S.Y. Quraishi: ‘Islam is not against family planning’

Print edition : April 09, 2021

S.Y. Quraishi: “It is believed that Muslims are responsible for population explosion. That is the first myth.” Photo: The Hindu ARCHIVES


Interview with S.Y. Quraishi, former Chief Election Commissioner, on his newest book.

S.Y. Quraishi’s latest book, The Population Myth: Islam, Family Planning and Politics in India (HarperCollins, 2021), has become a subject of passionate debates on the myth of polygamy and the stance of organised religion on the subject of family planning.

The former Chief Election Commissioner is clear about the purpose of his book. He says: “I wanted to dispel the notion that Islam forbids family planning. It is a widely prevalent myth in the larger society, and even the Muslim seems to have bought into the argument…. On the question of population explosion, Hindus and Muslims are at the same end of the spectrum, not opposite.”

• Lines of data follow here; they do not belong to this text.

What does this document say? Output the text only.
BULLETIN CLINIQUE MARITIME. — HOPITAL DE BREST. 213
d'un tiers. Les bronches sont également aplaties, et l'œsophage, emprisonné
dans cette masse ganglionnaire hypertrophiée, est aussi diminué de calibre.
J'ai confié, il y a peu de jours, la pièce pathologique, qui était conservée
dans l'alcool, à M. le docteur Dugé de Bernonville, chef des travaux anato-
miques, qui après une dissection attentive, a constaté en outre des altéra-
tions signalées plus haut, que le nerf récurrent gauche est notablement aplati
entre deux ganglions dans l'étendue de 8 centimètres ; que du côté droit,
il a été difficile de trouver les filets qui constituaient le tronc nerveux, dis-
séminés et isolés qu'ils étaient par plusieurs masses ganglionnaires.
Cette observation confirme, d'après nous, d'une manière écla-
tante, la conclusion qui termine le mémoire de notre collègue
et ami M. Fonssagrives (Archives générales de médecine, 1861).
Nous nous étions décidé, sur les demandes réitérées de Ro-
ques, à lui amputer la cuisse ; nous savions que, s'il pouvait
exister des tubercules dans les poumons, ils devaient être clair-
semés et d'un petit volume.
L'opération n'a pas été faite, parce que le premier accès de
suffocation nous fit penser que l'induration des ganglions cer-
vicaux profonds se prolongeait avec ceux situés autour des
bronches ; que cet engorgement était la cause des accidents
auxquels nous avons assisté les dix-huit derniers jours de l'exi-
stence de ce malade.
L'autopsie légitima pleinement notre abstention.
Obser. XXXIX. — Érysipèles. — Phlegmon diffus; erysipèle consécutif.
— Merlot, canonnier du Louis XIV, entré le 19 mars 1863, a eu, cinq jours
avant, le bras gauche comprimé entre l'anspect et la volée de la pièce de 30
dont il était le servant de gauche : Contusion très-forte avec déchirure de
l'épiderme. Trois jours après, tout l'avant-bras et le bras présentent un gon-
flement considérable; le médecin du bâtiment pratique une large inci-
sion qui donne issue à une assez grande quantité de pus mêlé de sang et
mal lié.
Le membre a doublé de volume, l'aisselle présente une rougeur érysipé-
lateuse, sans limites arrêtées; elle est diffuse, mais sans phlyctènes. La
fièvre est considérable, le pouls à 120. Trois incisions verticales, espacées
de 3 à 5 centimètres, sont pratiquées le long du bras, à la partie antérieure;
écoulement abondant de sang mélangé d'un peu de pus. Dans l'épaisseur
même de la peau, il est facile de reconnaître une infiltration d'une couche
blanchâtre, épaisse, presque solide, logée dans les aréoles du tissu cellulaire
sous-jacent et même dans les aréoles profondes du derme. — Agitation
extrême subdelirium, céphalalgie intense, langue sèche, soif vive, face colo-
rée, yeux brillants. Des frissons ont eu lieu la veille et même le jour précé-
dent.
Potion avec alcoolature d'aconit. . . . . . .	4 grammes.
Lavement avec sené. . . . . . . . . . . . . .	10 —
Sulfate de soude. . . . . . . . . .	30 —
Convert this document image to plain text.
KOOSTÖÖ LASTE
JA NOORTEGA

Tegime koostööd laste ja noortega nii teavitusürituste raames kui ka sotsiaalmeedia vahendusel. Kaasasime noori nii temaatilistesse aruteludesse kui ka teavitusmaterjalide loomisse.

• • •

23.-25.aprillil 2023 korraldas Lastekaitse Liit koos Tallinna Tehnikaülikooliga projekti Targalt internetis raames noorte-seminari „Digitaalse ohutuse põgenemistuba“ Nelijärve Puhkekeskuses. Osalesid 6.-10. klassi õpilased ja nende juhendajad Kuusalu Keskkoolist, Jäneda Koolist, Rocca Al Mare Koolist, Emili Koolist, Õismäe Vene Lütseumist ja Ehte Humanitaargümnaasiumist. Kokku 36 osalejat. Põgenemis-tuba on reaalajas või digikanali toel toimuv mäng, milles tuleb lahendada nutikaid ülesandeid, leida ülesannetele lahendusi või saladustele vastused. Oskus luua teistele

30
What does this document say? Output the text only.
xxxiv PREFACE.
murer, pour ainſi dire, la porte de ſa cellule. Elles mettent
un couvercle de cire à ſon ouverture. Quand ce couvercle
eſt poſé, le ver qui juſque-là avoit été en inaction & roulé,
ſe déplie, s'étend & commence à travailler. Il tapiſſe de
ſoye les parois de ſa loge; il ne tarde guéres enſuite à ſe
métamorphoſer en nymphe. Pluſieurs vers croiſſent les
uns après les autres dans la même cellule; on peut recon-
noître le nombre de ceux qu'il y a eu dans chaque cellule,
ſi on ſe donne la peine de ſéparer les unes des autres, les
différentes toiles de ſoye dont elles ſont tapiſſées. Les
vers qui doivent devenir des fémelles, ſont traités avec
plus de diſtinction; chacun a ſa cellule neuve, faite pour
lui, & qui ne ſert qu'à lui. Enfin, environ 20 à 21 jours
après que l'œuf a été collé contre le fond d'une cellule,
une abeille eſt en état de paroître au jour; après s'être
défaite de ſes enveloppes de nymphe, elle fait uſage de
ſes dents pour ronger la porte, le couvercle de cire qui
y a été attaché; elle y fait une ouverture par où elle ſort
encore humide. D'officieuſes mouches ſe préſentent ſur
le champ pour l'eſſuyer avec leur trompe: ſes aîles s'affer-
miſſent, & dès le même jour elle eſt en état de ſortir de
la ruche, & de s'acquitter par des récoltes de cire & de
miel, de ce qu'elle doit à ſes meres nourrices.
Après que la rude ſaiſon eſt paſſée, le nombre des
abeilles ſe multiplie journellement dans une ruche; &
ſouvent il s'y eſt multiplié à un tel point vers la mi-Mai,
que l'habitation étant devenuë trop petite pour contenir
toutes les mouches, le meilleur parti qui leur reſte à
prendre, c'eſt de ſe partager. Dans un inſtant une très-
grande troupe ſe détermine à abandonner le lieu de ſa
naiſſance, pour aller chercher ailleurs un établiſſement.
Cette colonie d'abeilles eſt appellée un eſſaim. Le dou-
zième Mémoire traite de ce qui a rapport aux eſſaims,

Quraishi, who has authored An Undocumented Wonder: The Making of the Great Indian Election and edited The Great March of Democracy: Seven Decades of India’s Elections, rubbishes the idea that as a former bureaucrat associated with the Election Commission of India his expertise would be limited to matters concerning elections and government formation. In fact, he worked on the subject of The Population Myth for over 25 years, doing extensive research and cross-checking facts and figures painstakingly.

Excerpts from the interview he gave Frontline:

“The Population Myth” is not the kind of book one would expect from a former Chief Election Commissioner. What led to it?

I was a Chief Election Commissioner for two years and Election Commissioner for four years in my 40-year career as a civil servant. Therefore, my work cannot be narrowed down to a single posting. I have been a bureaucrat, an administrator, worked with the Health Ministry, I have been involved with family planning matters at the policy and implementation level, in the field as a District Magistrate, etc. All this helped. Work on this book started almost accidentally when I was Joint Secretary, Ministry of Youth Affairs, in 1995 when the UNFPA [United Nations Population Fund] country director asked me to write an approach paper on “Family Planning Among the Muslims”. The background was, “the Muslims have the least family planning, and how to promote family planning among the Muslims”. I said: “I am not an Islamic scholar, so I do not know what Islam says about family planning.” He persisted and offered me a lucrative one-month assignment. I decided to do it pro bono. But he insisted that I take some money. So I settled for one rupee. I took the Government of India’s permission, and we started working. Instead of one month, it took me five months to write that paper. It was an eye-opener for me. Since then there was a demand that I expand it into a book.

So you essentially expanded the 1995 paper into a book?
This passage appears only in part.